Abstract

Based on the rather general decoupling procedure that reduces a set of micromotions to the averaged collective motion in the mesoscale region, a consistent and general theory of dielectric relaxation describing a wide set of dielectric spectroscopy (DS) data measured in a certain frequency/temperature range can be developed. The new theory explains and generalizes the Vogel–Fulcher–Tamman (VFT) equation and leads to the new type of kinetic equation, containing non-integer operators of differentiation and integration combined in the specific triads. Each triad combines three operators: the first non-integer operator has a real exponent, the other two form a pair of non-integer operators having the complex conjugate power-law exponents.

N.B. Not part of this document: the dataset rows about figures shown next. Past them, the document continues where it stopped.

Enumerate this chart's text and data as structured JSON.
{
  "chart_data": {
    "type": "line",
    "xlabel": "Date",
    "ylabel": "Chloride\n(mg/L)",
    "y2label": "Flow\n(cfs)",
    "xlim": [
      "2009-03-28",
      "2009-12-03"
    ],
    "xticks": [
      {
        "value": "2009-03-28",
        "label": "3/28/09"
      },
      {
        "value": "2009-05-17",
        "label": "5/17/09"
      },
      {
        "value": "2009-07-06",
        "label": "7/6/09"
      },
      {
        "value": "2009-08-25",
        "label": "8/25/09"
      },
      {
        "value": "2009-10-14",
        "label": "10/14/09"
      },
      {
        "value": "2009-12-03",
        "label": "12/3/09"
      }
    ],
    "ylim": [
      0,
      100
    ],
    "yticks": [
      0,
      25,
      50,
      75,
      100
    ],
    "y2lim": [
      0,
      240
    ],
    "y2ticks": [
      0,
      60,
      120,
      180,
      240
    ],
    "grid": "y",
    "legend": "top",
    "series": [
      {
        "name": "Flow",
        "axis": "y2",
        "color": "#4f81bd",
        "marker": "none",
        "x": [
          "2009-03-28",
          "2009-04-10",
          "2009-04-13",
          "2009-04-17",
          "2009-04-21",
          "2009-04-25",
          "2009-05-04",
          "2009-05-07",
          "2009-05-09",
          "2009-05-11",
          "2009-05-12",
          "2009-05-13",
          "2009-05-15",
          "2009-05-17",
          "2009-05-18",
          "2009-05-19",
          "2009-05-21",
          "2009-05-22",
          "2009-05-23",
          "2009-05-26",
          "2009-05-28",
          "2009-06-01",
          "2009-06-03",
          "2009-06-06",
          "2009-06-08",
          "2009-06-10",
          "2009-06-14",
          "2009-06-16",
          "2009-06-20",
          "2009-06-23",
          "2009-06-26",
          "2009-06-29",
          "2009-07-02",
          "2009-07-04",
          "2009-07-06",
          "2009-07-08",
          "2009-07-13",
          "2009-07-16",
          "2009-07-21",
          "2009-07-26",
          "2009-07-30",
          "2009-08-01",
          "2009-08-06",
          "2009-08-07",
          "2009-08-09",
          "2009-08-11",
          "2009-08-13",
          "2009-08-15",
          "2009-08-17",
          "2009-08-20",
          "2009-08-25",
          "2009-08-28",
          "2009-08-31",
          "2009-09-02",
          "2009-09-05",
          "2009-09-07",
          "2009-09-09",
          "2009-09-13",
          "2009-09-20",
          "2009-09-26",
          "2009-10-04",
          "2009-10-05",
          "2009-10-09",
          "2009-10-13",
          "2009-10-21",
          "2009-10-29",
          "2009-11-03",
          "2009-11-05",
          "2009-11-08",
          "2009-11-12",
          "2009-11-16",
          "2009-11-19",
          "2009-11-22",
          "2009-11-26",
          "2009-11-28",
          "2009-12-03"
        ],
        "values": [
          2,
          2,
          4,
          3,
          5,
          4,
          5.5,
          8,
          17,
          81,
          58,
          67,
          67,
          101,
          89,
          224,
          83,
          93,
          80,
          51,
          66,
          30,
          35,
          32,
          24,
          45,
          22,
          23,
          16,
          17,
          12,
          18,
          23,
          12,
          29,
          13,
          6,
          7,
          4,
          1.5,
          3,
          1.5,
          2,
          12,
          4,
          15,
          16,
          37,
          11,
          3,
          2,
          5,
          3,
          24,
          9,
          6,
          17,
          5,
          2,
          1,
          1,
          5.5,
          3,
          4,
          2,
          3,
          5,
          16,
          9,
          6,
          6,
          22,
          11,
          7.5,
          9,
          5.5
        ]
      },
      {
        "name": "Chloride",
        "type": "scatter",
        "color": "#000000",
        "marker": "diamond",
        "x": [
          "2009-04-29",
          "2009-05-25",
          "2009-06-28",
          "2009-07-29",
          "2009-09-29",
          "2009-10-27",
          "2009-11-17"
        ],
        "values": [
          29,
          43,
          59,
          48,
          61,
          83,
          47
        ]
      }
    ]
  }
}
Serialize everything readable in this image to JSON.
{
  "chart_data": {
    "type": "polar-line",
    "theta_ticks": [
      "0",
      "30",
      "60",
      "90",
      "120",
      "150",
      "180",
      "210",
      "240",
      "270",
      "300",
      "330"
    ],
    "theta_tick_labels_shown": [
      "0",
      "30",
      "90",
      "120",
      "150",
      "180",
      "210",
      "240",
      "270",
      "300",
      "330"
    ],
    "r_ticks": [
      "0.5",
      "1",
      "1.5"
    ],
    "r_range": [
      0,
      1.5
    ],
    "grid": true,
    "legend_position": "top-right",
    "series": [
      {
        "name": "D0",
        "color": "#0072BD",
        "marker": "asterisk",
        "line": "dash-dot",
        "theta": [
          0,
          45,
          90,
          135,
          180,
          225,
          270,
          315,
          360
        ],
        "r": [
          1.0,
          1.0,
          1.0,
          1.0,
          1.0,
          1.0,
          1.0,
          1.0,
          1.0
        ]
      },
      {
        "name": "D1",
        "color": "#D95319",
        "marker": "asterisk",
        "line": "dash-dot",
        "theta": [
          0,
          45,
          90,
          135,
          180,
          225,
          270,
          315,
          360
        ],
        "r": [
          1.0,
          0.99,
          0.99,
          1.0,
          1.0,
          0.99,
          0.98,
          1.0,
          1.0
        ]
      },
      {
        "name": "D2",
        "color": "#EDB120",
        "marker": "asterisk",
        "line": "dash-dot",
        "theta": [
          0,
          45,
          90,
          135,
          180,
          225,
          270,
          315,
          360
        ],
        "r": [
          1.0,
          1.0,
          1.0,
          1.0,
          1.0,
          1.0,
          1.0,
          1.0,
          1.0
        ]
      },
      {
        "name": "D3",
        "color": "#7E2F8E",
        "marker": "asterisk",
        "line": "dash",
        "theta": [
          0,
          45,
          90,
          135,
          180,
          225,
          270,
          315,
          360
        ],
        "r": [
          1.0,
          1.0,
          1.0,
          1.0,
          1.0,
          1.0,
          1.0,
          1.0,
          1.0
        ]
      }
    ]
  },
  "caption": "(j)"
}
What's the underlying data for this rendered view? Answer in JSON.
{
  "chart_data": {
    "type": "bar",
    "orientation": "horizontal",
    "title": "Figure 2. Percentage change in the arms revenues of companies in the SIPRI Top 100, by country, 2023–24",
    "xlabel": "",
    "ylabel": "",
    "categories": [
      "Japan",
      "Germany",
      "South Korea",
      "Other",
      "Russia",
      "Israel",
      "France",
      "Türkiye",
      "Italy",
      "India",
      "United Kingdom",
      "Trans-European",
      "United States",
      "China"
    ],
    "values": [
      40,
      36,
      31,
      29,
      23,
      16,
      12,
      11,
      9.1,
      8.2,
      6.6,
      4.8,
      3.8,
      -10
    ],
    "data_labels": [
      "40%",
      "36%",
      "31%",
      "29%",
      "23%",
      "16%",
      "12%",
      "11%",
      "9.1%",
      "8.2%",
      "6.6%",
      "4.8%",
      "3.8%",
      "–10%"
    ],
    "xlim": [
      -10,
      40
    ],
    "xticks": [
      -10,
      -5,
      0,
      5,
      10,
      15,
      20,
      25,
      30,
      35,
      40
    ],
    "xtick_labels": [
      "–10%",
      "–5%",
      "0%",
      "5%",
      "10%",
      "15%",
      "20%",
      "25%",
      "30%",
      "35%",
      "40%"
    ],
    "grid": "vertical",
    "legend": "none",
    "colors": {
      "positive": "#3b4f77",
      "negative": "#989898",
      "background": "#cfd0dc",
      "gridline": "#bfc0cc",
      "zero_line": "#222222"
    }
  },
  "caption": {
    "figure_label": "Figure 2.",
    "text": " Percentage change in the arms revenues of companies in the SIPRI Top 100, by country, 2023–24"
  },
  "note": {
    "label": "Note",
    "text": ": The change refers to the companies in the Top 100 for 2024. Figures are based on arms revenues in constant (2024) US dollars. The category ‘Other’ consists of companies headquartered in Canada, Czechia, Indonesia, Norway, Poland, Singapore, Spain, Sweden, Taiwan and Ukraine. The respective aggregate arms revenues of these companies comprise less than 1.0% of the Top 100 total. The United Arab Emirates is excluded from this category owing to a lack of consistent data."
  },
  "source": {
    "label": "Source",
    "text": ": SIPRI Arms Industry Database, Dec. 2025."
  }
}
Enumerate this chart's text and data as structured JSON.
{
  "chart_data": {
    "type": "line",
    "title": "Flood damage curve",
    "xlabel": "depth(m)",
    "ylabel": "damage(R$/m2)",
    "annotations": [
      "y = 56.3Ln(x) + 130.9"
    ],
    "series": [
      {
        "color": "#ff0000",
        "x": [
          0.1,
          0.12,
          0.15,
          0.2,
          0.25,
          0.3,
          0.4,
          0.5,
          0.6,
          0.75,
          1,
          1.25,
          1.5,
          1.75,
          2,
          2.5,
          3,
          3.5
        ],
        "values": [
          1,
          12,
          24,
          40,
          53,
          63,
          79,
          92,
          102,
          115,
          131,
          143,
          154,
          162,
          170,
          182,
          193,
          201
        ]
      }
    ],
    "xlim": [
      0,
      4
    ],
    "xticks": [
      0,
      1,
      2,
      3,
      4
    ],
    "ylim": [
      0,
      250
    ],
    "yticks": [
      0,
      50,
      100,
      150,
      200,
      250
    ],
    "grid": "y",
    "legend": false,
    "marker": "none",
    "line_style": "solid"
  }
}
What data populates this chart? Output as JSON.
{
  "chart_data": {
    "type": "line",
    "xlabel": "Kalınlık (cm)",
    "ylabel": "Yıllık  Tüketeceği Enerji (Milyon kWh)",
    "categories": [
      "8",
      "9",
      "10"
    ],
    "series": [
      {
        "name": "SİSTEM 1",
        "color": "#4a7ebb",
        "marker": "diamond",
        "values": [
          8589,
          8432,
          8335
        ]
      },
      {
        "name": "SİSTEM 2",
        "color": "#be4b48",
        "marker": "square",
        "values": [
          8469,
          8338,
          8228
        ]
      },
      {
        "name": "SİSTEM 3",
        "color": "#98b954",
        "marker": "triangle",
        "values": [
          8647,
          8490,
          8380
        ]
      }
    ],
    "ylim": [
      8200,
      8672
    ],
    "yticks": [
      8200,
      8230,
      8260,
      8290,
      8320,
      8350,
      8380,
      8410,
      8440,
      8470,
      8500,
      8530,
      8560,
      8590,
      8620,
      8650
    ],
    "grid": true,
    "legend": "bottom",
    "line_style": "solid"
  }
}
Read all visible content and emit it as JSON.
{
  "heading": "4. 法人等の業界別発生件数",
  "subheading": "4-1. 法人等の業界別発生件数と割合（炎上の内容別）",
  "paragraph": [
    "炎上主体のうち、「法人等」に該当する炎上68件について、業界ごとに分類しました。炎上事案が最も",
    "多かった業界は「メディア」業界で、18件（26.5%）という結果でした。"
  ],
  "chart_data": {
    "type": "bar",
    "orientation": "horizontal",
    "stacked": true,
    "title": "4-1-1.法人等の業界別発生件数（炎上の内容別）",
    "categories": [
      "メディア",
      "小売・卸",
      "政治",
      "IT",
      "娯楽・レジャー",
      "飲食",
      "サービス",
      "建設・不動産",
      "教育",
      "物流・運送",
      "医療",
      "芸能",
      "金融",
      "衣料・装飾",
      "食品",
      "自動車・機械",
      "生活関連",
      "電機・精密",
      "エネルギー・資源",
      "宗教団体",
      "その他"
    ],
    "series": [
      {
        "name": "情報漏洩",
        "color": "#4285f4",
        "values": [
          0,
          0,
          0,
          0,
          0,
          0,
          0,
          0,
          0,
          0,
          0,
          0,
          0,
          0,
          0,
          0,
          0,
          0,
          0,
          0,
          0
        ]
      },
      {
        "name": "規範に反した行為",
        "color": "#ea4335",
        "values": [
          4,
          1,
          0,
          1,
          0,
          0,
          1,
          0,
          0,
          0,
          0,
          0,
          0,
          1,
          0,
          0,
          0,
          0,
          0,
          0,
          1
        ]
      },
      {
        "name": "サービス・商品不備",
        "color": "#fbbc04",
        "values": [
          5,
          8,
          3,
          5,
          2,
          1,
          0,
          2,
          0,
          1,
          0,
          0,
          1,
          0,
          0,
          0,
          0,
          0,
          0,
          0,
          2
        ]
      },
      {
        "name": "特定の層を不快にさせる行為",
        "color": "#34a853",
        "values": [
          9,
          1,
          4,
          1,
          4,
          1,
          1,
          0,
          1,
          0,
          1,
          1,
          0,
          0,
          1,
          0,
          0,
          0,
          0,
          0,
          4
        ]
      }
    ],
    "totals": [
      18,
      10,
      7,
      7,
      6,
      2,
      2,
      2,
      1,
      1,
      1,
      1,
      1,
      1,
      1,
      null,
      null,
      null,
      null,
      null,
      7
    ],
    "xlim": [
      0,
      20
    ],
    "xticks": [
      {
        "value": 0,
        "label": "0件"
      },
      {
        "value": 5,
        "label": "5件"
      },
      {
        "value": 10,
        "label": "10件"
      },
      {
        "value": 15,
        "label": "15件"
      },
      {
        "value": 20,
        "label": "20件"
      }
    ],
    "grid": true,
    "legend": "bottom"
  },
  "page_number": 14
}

This approach explains naturally the ‘universal response’ (UR) phenomenon discovered by Jonscher in a wide class of heterogeneous materials and confirms the justified data-curve fitting approach developed previously as a phenomenological tool for the analysis of raw complex permittivity data. It explains and generalizes some well-established experimental facts and contains also new predictions that can be verified in the experiment. This general approach helps to find the proper place for the DS as a science studying the different types of the ‘reduced’ collective motions and their various interactions with each other in the mesoscale region. This new theory explains also the fact why kinetic equations containing non-integer operators are realized in reality. They are necessary for description of slow collective motions which are probably realized in the intermediate range of scales not only in DS. Reology and mechanical relaxation represent also interesting and not well-understood phenomena, where the ‘fractional’ kinetics will find its proper place.